Whatever I change, I want to keep the vignette-writing assignment mostly the same. That was a successful part of the unit, so I’ll just tinker a little to get from silver to gold. But the reading bit—the discussion topics and structures—need to change. I think last year might have been a little too scattershot; with a book of vignettes, it’s hard not to be. I need an essential question to stick to. I also think I was a little too heavy-handed in introducing the identity themes in the book. The Big 8 do not have to be force-fed to them the first month of school. And finally, as much as the students need to learn about literary devices, I’m no longer willing to scrap writing time. The House on Mango Street will be, first and foremost, a model of how to write. Along the way, we’ll look at what Cisneros does to make her writing so cool.
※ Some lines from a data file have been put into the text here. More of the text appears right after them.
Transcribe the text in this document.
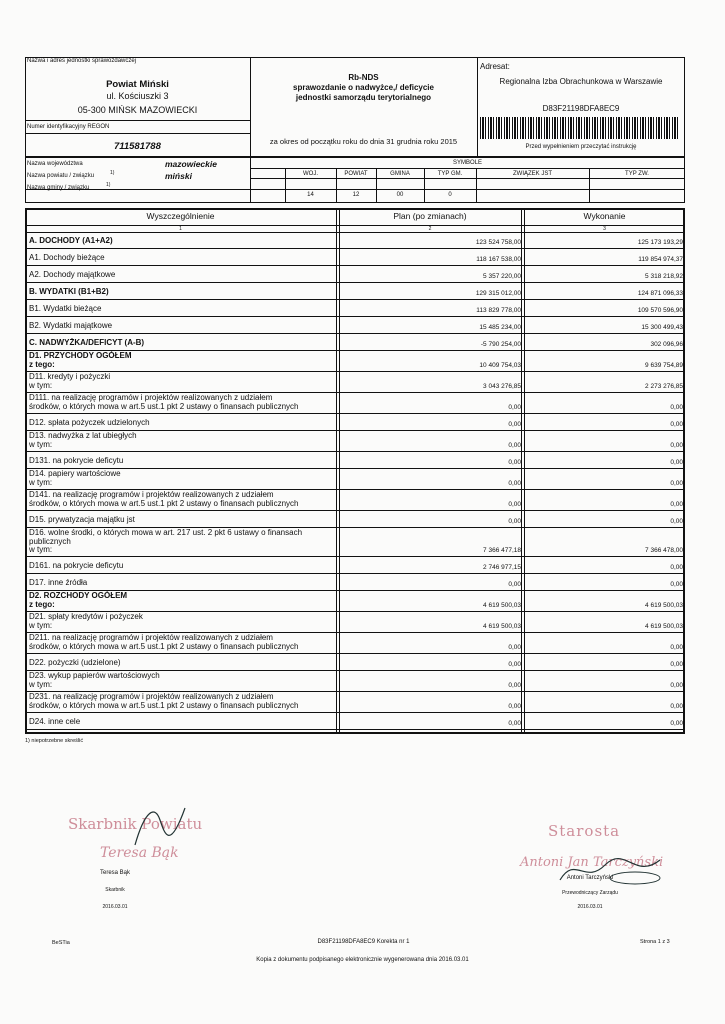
Nazwa i adres jednostki sprawozdawczej
Powiat Miński
ul. Kościuszki 3
05-300 MIŃSK MAZOWIECKI
Numer identyfikacyjny REGON
711581788
Rb-NDS
sprawozdanie o nadwyżce,/ deficycie
jednostki samorządu terytorialnego
za okres od początku roku do dnia 31 grudnia roku 2015
Adresat:
Regionalna Izba Obrachunkowa w Warszawie
D83F21198DFA8EC9
Przed wypełnieniem przeczytać instrukcję
Nazwa województwa	mazowieckie
Nazwa powiatu / związku	1)	miński
Nazwa gminy / związku	1)
SYMBOLE
WOJ.	POWIAT	GMINA	TYP GM.	ZWIĄZEK JST	TYP ZW.
14	12	00	0
Wyszczególnienie	Plan (po zmianach)	Wykonanie
1	2	3
A. DOCHODY (A1+A2)	123 524 758,00	125 173 193,29
A1. Dochody bieżące	118 167 538,00	119 854 974,37
A2. Dochody majątkowe	5 357 220,00	5 318 218,92
B. WYDATKI (B1+B2)	129 315 012,00	124 871 096,33
B1. Wydatki bieżące	113 829 778,00	109 570 596,90
B2. Wydatki majątkowe	15 485 234,00	15 300 499,43
C. NADWYŻKA/DEFICYT (A-B)	-5 790 254,00	302 096,96
D1. PRZYCHODY OGÓŁEM
z tego:	10 409 754,03	9 639 754,89
D11. kredyty i pożyczki
w tym:	3 043 276,85	2 273 276,85
D111. na realizację programów i projektów realizowanych z udziałem
środków, o których mowa w art.5 ust.1 pkt 2 ustawy o finansach publicznych	0,00	0,00
D12. spłata pożyczek udzielonych	0,00	0,00
D13. nadwyżka z lat ubiegłych
w tym:	0,00	0,00
D131. na pokrycie deficytu	0,00	0,00
D14. papiery wartościowe
w tym:	0,00	0,00
D141. na realizację programów i projektów realizowanych z udziałem
środków, o których mowa w art.5 ust.1 pkt 2 ustawy o finansach publicznych	0,00	0,00
D15. prywatyzacja majątku jst	0,00	0,00
D16. wolne środki, o których mowa w art. 217 ust. 2 pkt 6 ustawy o finansach
publicznych
w tym:	7 366 477,18	7 366 478,00
D161. na pokrycie deficytu	2 746 977,15	0,00
D17. inne źródła	0,00	0,00
D2. ROZCHODY OGÓŁEM
z tego:	4 619 500,03	4 619 500,03
D21. spłaty kredytów i pożyczek
w tym:	4 619 500,03	4 619 500,03
D211. na realizację programów i projektów realizowanych z udziałem
środków, o których mowa w art.5 ust.1 pkt 2 ustawy o finansach publicznych	0,00	0,00
D22. pożyczki (udzielone)	0,00	0,00
D23. wykup papierów wartościowych
w tym:	0,00	0,00
D231. na realizację programów i projektów realizowanych z udziałem
środków, o których mowa w art.5 ust.1 pkt 2 ustawy o finansach publicznych	0,00	0,00
D24. inne cele	0,00	0,00
1) niepotrzebne skreślić
Skarbnik Powiatu
Teresa Bąk
Teresa Bąk
Skarbnik
2016.03.01
Starosta
Antoni Jan Tarczyński
Antoni Tarczyński
Przewodniczący Zarządu
2016.03.01
BeSTia	D83F21198DFA8EC9 Korekta nr 1	Strona 1 z 3
Kopia z dokumentu podpisanego elektronicznie wygenerowana dnia 2016.03.01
We’ll do some discovery and interpretation of the devices, and some using of these techniques.


Here’s how I want it to play out.


About half of our class time will be devoted to writing vignettes. Maybe 20 minutes of each class. I want those little buggernuts writing. A lot. That’ll give them even more material to go on when they compile their final collection. I’d also like to have them spend more time doing meaningful peer review and revision.


In that vein, I’m going to give writing prompts related to each vignette. After reading a bunch of them for homework, the kids can choose a prompt based on one vignette they want to write about. Last year, I think I gave too much freedom of choice, overwhelming some of them and leaving others feeling uncertain if what they were doing was “right.” The vignettes in Mango are about things, moments, relationships that make Esperanza who she is, so if the prompts ask the students to write on the topics in the Mango, the students will be writing about who they are. That should tease out the personal stories that make them who they are much better than discussing the Big 8 social identifiers.
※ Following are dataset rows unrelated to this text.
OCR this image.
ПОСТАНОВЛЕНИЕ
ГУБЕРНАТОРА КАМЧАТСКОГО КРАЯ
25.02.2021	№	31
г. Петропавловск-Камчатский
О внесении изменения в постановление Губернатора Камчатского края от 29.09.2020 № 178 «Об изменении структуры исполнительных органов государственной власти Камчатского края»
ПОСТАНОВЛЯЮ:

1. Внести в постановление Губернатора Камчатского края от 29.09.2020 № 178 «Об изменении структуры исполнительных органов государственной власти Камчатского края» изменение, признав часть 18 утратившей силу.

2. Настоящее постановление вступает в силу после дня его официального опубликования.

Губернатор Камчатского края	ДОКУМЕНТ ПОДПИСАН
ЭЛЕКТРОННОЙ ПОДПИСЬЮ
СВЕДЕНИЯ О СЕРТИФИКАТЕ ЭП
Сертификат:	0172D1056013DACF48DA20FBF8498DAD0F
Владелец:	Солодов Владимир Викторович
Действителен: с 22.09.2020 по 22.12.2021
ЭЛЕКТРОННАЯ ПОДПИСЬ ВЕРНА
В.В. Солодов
As for reading/discussing/analyzing the text itself, I’d like to focus on what Cisneros does that makes the writing work so well. I think the essential question is going to be, “What do authors do when they’re writing for adults?” because to date, most of what they’ve read has been young adult fiction. Mango is a nice crossover book, not quite YA and not quite adult. The kids can see how Cisneros uses motifs, symbolism, irony, foil characters, foreshadowing, unreliable narrator—and that’ll pave the way for the Steinbeck unit. I want to take my students to MoMA to see how some of those literary devices come up in art too (and maybe to use art as a way into more vignette writing). Then, when they’re writing their paragraphs on literary devices, they’ll have points of comparison.

It also wouldn’t hurt to have them do a cool project, like maybe a video interpretation, or artwork inspired by one of the passages. I’ll have to make time.
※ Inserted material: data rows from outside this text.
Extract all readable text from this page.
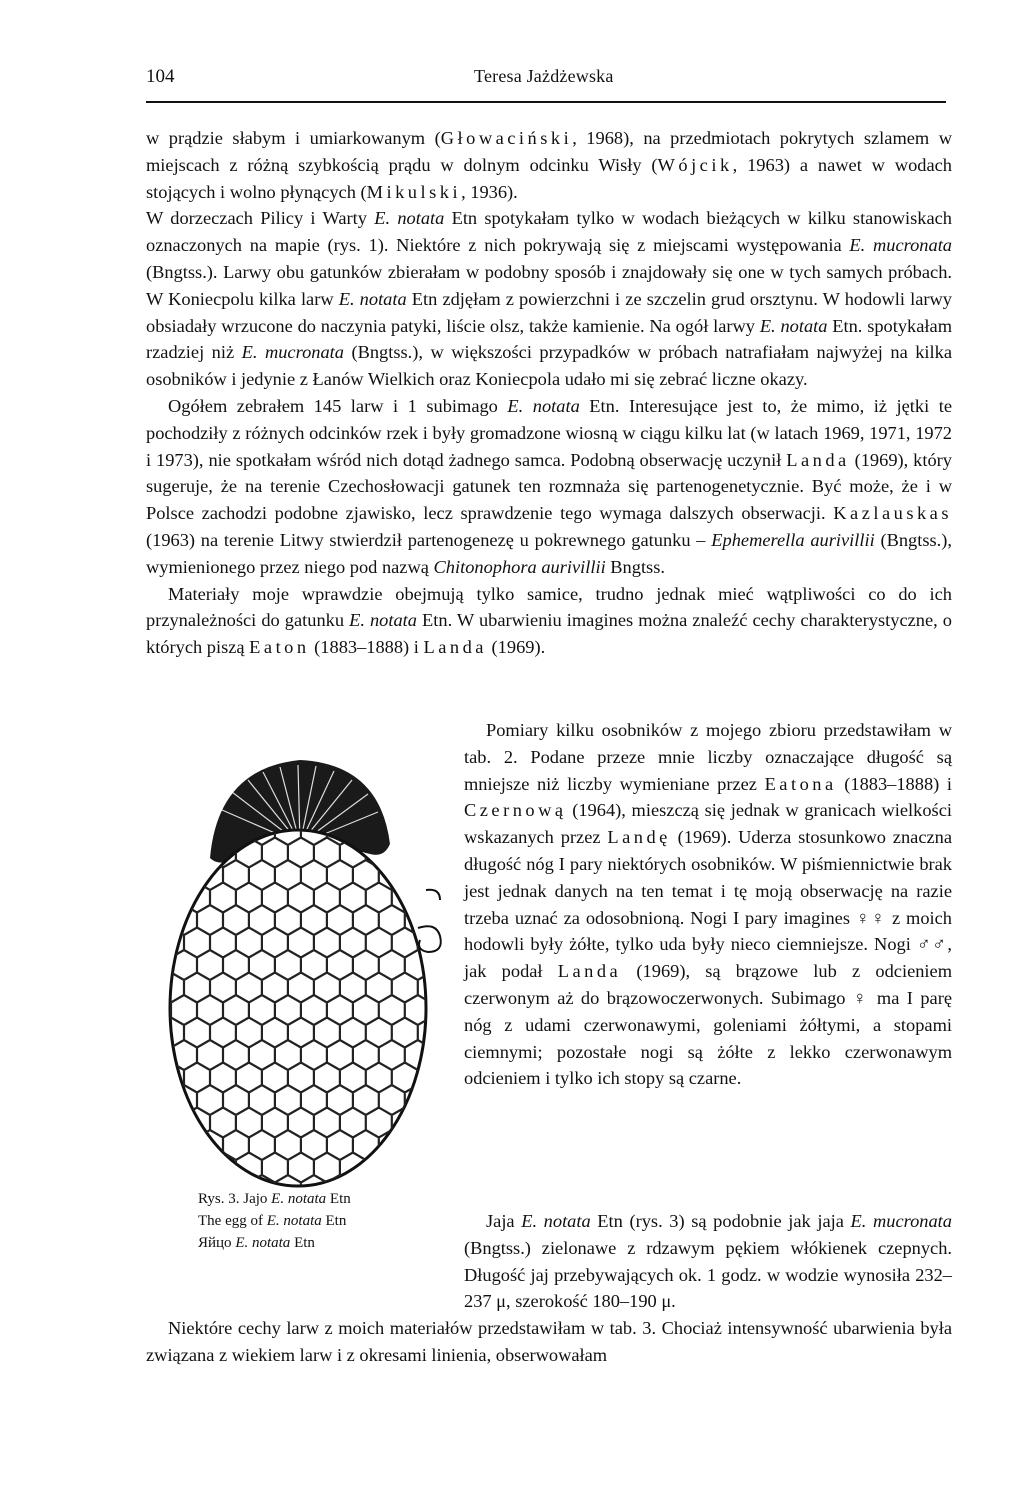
104	Teresa Jażdżewska

w prądzie słabym i umiarkowanym (Głowaciński, 1968), na przedmiotach pokrytych szlamem w miejscach z różną szybkością prądu w dolnym odcinku Wisły (Wójcik, 1963) a nawet w wodach stojących i wolno płynących (Mikulski, 1936).

W dorzeczach Pilicy i Warty E. notata Etn spotykałam tylko w wodach bieżących w kilku stanowiskach oznaczonych na mapie (rys. 1). Niektóre z nich pokrywają się z miejscami występowania E. mucronata (Bngtss.). Larwy obu gatunków zbierałam w podobny sposób i znajdowały się one w tych samych próbach. W Koniecpolu kilka larw E. notata Etn zdjęłam z powierzchni i ze szczelin grud orsztynu. W hodowli larwy obsiadały wrzucone do naczynia patyki, liście olsz, także kamienie. Na ogół larwy E. notata Etn. spotykałam rzadziej niż E. mucronata (Bngtss.), w większości przypadków w próbach natrafiałam najwyżej na kilka osobników i jedynie z Łanów Wielkich oraz Koniecpola udało mi się zebrać liczne okazy.

Ogółem zebrałem 145 larw i 1 subimago E. notata Etn. Interesujące jest to, że mimo, iż jętki te pochodziły z różnych odcinków rzek i były gromadzone wiosną w ciągu kilku lat (w latach 1969, 1971, 1972 i 1973), nie spotkałam wśród nich dotąd żadnego samca. Podobną obserwację uczynił Landa (1969), który sugeruje, że na terenie Czechosłowacji gatunek ten rozmnaża się partenogenetycznie. Być może, że i w Polsce zachodzi podobne zjawisko, lecz sprawdzenie tego wymaga dalszych obserwacji. Kazlauskas (1963) na terenie Litwy stwierdził partenogenezę u pokrewnego gatunku – Ephemerella aurivillii (Bngtss.), wymienionego przez niego pod nazwą Chitonophora aurivillii Bngtss.

Materiały moje wprawdzie obejmują tylko samice, trudno jednak mieć wątpliwości co do ich przynależności do gatunku E. notata Etn. W ubarwieniu imagines można znaleźć cechy charakterystyczne, o których piszą Eaton (1883–1888) i Landa (1969).

Pomiary kilku osobników z mojego zbioru przedstawiłam w tab. 2. Podane przeze mnie liczby oznaczające długość są mniejsze niż liczby wymieniane przez Eatona (1883–1888) i Czernową (1964), mieszczą się jednak w granicach wielkości wskazanych przez Landę (1969). Uderza stosunkowo znaczna długość nóg I pary niektórych osobników. W piśmiennictwie brak jest jednak danych na ten temat i tę moją obserwację na razie trzeba uznać za odosobnioną. Nogi I pary imagines ♀♀ z moich hodowli były żółte, tylko uda były nieco ciemniejsze. Nogi ♂♂, jak podał Landa (1969), są brązowe lub z odcieniem czerwonym aż do brązowoczerwonych. Subimago ♀ ma I parę nóg z udami czerwonawymi, goleniami żółtymi, a stopami ciemnymi; pozostałe nogi są żółte z lekko czerwonawym odcieniem i tylko ich stopy są czarne.

Rys. 3. Jajo E. notata Etn
The egg of E. notata Etn
Яйцо E. notata Etn

Jaja E. notata Etn (rys. 3) są podobnie jak jaja E. mucronata (Bngtss.) zielonawe z rdzawym pękiem włókienek czepnych. Długość jaj przebywających ok. 1 godz. w wodzie wynosiła 232–237 μ, szerokość 180–190 μ.

Niektóre cechy larw z moich materiałów przedstawiłam w tab. 3. Chociaż intensywność ubarwienia była związana z wiekiem larw i z okresami linienia, obserwowałam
What made me love The House on Mango Street was how Cisneros used vignettes to tell a story without telling it. How she honored the importance of small things and events—a bike ride with friends, a pair of ugly shoes, a name—and used them to reveal her characters. How she didn’t feel the need to write in grammatically-correct sentences, and her text was all the more powerful for it. If I chose this book for its excellent writing, I should use it to help students see what makes writing excellent so they can do excellent writing too. If I chose it because it’s relatable, then I want to reach the parts of students that relate to it. I want my classroom to be a place where students can bring their whole selves. If The House on Mango Street shows them a way to do that, then maybe it doesn’t matter if they love, like, or hate the book itself.